Neil’s fraternal twin brother Noah picks a petunia from a hanging basket, tucks it into my hatband and off we go to visit the herd.
The Jersey heifers, Roxy, Wendy and Tinker Bell, will be fresh someday so it looks like Neil’s business will include the rich milk that Holsteins can’t produce. His goats are a colorful bunch – ghostly Saanans, party striped American Alpines, an elegant Toggenburg named Deep Well Blue Bell and 15 mostly gopher-eared LaManchas from a breeder in New Waterford, Ohio. They are patient and friendly, willing to be pulled from their hay munching and nudged into something of a show ring stance for photo ops. Neil’s ribbons drape nicely over Deep Well Blue Bell, Grand Champion of the 2018 Jacktown and Greene County fairs.
Dairy goats are judged by the uniformity of their udders and the general body structure and disposition of their breed. The goats of Country Rose Dairy will be bred this fall for a crop of spring kids and milk, milk and more milk. Goats get milked twice a day and last year, Frosty Autumn Star, whose LaMancha grandma was a national champion, produced nearly a gallon of milk a day when she was fresh. The family bought about two tons of special mix feed last year, and this year they’ll be buying more as Neil’s herd grows. “They don’t like pellet feed,” Stacy says, but love cracked corn, alfalfa, sunflower seeds and raisins, with dried cranberries and the occasional orange as a treat, which explains the cluster of empty lunch-box-size raisin boxes by the fence. No wonder these does love their humans!
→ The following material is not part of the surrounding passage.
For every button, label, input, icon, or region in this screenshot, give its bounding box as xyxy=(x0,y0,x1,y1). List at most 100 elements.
When the birthing and milking barn gets built it will have baby-monitoring cameras and milk tanks, and when all the USDA specifications for a commercial kitchen are met, Larry will be making mozzarella cheese and Neil will be learning by watching how to make fudge. With or without nuts. Oh my yes! This new generation of “back to the landers” has its finger on the pulse of what the market is ready for. I’m putting in my order now!